Libyan authorities have opened an investigation into the collapse of two dams that caused a catastrophic flood in the country last week, amid concerns that “negligence” may have contributed to the disaster that has killed more than 11,000 so far.
Al-Sediq al-Sour, Libya’s general prosecutor, said authorities would probe the collapse of the dams, which were built in the 1970s, as well as the poor allocation of maintenance funds over the past few decades.
“I reassure citizens that whoever made mistakes or negligence, prosecutors will certainly take firm measures, file a criminal case against him and send him to trial,” he told a news conference in the port city of Derna on Friday.
The general prosecutor said officials would also investigate local authorities in the disaster-struck city, as well as previous Libyan governments.
It remains unclear how the investigation will work in practice, since Libya has been split between rival administrations backed by powerful militias over the past decade, following the toppling of former dictator Muammar Gaddafi in 2011.
However, the Government is under pressure to act amid concerns from experts and academics that their warnings about a potential disaster went unheeded in the run-up to the dams’ collapse.
At least 11,300 people have died in the catastrophe so far, according to the Libyan Red Crescent. A further 10,100 are reported missing.

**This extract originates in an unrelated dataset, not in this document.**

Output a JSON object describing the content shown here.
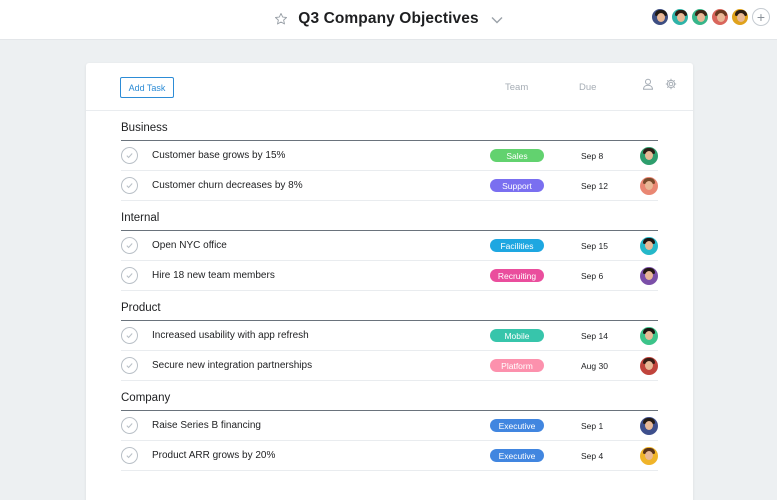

Heavy rains caused by Mediterranean storm Daniel caused deadly flooding across eastern Libya last weekend. The floods overwhelmed two dams, sending a wall of water several metres high through the centre of Derna, destroying entire neighbourhoods and sweeping people out to sea.
Searchers are still digging through mud and rubble six days after the flood looking for bodies and possible survivors in the city of 90,000.
Aid organisations have also warned that the coming period could see the spread of disease and further deaths caused by major difficulties in delivering aid to those most in need.
Islamic Relief warned of a “second humanitarian crisis” following last week’s flood, as it issued a stark alert about the “growing risk of water-borne diseases and shortages of food, shelter and medicine”.
Dr Ahmed Zouiten, the World Health Organization’s (WHO) representative in Libya, said on Saturday that the situation was quickly becoming “a disaster of epic proportions”.
“We are saddened by the unspeakable loss of thousands of souls. Our thoughts are with the families who have lost loved ones, as well as with all of the affected communities,” he said.
“We are committed to providing the necessary support to restore health services for the affected population in eastern Libya.”
The WHO said it has sent enough health supplies to reach 250,000 people in Libya. The aid package, which arrived in Benghazi on Saturday, includes 29 metric tonnes of equipment including essential medicines, trauma and emergency surgery supplies, medical equipment and body bags.
The port of Benghazi is roughly 300 km away from Derna, which is difficult to reach due to destroyed roads and infrastructure.
The storm has also damaged other areas in eastern Libya, including the towns of Bayda, Susa, Marj and Shahatt. Tens of thousands of people have been displaced in the region and have been forced to take shelter in schools and government buildings.
The United Nations (UN) has launched an urgent appeal to raise $71.4m (£57.7m) to deliver aid to people impacted by the floods in Libya over the next three months, saying that the death toll could rise without more help.
The UN estimates that more than 880,000 people in five provinces live in areas directly affected by the storm and flash floods.
The UK Government said on Saturday it would ramp up support for Libya and expand an initial package worth up to £1m announced earlier this week to provide emergency shelter items, portable solar lanterns and water filters for the region.
The Foreign, Commonwealth and Development Office (FCDO) has pledged a £10m support package in total for both the crisis in Libya and the earthquake in Morocco last week, which killed almost 3,000 people.